Friday, November 3, 2023

 Today's Post. It is Friday!!

I am having a hard time believing another week has gone by.  They are flying in some ways and dragging in others... I have found out there will be no Thanksgiving dinner here, because family is not coming over. Daughter is working and granddaughter? Probably with her boyfriends family. It will be just another day. But, looking at the positive, I won't have all that cooking and clean up after. I can make something simple I enjoy and be done with it... reading a good book or watching a DVD I enjoy. Sounds good to me!

Right now? I would say less than I can count on one hand who may truly understand me.  Two I can think of in particular who I have always been totally honest with. About everything. That is difficult at the best of times but so worth it when it means something to have them.
This is something I have struggled with all my life.  All but 2 of them apply, and those two do in part. Sometimes I just have to shut down to deal with everything, processing internally very slowly until I can 'reopen'. 

Thank you Spirit Trails! 

https://www.facebook.com/SpiritTrailsCanberra

I seem to have never been one to follow the normal path. Many have not understood that. That is one big problem with people feeling like everyone should be like them, think like them, almost to the point of lets clone ourselves to them. The ones society says are leading the way.  I am different, I know I am, I am accepting that I am. I have not always accepted that...but I have always gone down my own path. I am not lost. 
Thank you Art of Poets.
There is a fine line between each of those. Hard to walk that line. Even more difficult when you give and know someone cannot give back, at least not like you want. It does tend to leave you feeling used, battered at times. Trust for me is a difficult one on top of it all.  Too many past betrayals. I can see why people harden to everyone around them, at times it feels  necessary to just survive. 
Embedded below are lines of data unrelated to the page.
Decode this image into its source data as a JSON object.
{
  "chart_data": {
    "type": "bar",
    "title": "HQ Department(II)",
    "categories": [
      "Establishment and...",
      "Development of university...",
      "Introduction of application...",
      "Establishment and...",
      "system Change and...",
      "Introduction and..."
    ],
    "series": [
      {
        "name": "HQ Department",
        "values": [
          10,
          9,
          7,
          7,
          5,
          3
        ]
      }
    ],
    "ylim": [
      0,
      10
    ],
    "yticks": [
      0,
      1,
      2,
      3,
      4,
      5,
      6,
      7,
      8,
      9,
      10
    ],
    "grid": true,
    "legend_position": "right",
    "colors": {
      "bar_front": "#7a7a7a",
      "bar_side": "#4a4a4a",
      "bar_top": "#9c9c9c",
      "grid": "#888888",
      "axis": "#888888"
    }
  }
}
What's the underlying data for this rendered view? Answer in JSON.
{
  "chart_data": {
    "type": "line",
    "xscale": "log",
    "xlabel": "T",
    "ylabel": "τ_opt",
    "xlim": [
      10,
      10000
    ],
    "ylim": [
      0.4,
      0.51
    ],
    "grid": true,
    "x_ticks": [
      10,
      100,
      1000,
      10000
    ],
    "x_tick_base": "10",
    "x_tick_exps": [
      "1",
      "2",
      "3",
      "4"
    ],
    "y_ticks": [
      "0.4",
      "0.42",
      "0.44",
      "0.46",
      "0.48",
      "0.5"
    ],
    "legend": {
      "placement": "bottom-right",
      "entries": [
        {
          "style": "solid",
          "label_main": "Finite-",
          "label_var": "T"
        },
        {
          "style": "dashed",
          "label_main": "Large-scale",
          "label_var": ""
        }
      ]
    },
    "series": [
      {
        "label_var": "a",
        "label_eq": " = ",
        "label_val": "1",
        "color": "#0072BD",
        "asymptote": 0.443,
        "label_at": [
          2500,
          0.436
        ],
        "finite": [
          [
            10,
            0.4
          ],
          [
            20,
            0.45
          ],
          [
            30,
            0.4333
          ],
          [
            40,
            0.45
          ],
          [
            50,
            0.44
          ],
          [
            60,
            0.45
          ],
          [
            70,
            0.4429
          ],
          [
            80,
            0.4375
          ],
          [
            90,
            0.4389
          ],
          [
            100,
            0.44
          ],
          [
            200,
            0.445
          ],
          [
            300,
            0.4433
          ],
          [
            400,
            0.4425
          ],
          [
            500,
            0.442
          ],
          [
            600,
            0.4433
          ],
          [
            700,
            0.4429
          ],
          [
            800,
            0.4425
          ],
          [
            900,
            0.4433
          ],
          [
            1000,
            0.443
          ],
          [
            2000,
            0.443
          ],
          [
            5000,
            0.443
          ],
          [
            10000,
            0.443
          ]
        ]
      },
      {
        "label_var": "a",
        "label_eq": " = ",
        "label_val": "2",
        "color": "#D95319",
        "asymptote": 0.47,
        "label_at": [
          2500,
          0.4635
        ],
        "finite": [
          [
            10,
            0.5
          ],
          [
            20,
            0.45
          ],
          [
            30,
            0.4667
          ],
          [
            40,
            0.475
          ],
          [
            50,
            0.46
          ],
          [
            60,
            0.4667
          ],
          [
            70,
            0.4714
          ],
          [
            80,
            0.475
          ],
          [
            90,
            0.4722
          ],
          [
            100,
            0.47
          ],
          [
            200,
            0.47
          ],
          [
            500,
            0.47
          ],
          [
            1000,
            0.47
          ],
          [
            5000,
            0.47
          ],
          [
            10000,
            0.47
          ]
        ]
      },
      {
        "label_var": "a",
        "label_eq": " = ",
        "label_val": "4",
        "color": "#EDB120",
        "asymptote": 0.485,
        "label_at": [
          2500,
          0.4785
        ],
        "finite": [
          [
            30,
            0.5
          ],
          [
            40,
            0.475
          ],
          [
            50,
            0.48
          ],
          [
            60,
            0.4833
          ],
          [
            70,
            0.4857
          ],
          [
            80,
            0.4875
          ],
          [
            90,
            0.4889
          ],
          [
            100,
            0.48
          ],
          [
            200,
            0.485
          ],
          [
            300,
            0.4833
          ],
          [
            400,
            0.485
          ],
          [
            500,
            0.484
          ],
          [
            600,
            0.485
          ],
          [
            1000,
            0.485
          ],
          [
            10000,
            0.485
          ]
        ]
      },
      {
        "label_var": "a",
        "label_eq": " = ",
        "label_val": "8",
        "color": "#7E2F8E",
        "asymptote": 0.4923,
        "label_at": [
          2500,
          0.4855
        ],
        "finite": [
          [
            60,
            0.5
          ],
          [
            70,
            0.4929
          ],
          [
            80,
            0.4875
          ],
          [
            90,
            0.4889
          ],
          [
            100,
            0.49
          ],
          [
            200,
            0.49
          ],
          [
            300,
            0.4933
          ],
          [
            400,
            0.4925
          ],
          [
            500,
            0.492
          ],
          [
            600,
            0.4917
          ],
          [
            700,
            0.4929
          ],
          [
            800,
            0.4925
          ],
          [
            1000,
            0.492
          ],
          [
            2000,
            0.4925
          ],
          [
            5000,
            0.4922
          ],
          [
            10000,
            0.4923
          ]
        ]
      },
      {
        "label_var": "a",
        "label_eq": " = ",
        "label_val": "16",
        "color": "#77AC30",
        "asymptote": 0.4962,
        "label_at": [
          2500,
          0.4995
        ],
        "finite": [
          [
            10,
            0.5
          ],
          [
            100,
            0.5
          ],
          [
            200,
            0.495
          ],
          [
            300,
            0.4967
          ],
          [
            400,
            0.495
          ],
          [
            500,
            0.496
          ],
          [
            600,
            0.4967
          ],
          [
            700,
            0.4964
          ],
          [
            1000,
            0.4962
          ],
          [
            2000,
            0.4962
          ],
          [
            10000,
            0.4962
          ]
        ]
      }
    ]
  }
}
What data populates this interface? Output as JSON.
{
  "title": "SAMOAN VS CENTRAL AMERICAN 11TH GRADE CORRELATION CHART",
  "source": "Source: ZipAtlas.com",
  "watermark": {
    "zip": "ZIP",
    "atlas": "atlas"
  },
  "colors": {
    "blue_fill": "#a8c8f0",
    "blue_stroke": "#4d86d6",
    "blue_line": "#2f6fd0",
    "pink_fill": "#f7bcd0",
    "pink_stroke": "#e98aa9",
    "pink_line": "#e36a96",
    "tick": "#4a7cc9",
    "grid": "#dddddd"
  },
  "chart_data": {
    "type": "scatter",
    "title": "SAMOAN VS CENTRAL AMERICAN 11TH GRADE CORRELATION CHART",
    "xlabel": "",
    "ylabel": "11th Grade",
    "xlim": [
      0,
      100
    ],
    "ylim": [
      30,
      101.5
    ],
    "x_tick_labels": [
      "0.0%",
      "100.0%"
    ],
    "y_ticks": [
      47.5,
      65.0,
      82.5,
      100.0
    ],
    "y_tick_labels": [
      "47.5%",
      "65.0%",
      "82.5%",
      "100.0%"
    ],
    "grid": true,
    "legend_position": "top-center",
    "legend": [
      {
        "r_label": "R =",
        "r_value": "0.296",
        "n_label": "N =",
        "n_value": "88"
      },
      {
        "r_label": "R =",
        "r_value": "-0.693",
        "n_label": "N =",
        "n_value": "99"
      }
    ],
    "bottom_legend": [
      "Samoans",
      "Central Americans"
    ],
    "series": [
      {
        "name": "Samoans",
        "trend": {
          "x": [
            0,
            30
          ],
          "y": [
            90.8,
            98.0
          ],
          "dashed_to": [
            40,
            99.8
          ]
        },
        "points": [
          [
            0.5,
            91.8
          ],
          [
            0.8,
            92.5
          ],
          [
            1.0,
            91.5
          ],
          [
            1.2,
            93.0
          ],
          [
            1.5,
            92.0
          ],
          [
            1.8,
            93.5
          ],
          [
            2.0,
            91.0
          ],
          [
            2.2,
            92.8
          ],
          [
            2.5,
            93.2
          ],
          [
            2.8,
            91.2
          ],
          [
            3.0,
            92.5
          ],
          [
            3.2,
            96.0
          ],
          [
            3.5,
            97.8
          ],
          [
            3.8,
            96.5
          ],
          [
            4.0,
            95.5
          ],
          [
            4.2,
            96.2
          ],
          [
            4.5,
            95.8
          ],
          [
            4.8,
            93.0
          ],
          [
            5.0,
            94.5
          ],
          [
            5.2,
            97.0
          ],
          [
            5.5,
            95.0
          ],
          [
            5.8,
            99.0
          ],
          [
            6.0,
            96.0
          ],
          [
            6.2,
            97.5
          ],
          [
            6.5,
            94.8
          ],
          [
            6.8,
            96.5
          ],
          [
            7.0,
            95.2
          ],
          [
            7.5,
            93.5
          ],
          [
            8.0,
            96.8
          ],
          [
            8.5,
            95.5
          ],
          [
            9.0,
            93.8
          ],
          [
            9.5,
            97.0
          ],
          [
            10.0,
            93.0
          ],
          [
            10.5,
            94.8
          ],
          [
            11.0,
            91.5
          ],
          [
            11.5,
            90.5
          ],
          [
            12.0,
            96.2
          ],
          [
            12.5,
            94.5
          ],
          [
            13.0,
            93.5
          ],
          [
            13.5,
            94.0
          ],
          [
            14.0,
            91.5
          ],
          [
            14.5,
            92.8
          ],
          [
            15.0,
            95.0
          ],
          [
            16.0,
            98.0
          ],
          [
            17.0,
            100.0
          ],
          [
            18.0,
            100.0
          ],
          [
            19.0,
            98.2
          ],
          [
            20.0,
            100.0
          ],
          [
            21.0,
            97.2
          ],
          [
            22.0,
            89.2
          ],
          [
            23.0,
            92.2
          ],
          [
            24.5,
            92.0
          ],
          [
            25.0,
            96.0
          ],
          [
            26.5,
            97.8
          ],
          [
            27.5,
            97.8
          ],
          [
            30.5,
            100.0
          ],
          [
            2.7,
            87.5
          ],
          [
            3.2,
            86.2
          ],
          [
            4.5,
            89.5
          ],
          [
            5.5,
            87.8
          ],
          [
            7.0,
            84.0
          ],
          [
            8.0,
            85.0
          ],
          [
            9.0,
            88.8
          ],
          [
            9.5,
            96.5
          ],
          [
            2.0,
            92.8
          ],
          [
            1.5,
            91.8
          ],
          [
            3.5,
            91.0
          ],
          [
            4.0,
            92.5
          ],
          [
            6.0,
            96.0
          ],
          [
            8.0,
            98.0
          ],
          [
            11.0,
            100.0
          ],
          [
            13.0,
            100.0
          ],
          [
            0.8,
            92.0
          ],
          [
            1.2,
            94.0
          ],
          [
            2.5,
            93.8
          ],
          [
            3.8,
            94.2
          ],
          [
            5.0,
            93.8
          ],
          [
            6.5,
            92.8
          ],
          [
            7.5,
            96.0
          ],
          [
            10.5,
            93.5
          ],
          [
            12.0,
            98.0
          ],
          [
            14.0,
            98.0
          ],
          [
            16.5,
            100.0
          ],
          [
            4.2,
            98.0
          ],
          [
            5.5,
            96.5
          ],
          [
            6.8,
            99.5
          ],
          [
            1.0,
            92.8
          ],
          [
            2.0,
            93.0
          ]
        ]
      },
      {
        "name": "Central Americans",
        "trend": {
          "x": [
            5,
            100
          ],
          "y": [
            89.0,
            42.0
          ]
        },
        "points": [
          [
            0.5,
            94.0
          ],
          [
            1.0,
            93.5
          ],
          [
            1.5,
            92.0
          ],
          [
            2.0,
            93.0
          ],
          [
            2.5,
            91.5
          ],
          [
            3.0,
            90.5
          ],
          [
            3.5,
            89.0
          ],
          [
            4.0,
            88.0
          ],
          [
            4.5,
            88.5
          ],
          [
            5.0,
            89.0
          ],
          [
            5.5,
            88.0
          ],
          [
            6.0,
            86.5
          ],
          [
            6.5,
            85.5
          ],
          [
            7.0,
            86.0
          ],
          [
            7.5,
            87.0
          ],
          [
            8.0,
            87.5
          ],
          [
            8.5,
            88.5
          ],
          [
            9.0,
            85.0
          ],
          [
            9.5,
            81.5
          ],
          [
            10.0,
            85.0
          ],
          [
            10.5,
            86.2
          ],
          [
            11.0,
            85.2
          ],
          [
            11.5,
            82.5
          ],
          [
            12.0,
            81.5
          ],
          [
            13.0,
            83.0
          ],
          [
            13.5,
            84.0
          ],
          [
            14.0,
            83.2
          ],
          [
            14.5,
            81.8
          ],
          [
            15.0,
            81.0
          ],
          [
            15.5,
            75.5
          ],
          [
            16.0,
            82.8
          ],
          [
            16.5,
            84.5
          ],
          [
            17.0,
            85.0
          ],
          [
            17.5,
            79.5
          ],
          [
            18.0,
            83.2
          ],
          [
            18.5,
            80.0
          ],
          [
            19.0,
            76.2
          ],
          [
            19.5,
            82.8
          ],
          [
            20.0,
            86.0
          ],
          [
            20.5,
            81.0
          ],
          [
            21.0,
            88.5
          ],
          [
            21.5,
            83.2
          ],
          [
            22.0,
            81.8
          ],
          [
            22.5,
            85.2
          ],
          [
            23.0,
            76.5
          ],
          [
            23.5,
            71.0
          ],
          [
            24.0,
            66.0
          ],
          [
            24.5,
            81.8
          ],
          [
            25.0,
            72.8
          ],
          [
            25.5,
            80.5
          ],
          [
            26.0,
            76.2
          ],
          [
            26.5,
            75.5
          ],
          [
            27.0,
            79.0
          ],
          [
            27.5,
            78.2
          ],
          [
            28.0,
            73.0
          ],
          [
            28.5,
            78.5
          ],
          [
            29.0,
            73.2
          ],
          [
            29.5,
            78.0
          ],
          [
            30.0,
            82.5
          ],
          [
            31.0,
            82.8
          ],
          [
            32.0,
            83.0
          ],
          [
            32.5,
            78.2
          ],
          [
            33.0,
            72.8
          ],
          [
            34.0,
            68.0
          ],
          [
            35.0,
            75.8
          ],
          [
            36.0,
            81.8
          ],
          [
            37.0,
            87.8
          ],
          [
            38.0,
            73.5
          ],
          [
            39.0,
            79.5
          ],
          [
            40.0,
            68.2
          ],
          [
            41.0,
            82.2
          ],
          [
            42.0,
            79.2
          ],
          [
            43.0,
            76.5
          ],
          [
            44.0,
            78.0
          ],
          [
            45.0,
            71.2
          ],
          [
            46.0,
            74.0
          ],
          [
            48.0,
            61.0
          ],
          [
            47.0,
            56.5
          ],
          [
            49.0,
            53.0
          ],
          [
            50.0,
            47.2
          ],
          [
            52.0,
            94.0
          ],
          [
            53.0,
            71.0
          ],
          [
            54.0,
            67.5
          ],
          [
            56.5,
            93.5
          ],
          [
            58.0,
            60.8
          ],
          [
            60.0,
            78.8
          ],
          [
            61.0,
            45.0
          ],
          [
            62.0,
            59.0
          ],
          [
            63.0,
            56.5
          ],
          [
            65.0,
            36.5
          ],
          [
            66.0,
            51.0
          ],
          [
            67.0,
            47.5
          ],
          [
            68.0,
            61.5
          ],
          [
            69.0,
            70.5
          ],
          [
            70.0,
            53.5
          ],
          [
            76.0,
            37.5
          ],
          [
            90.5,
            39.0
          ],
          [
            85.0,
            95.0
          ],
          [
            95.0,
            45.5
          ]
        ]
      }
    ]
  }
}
I do try and keep this positive. But let's be realistic. Life is not positive all the time. We can strive for it, but we are constantly being hit with negativity all around us.  We must see it for what it is and try and be as positive as we can be.  So, yes, I am not going to always be positive in my reflections. Especially if I am going to be honest with them.

Have a great Friday!!  Enjoy life while you are still living!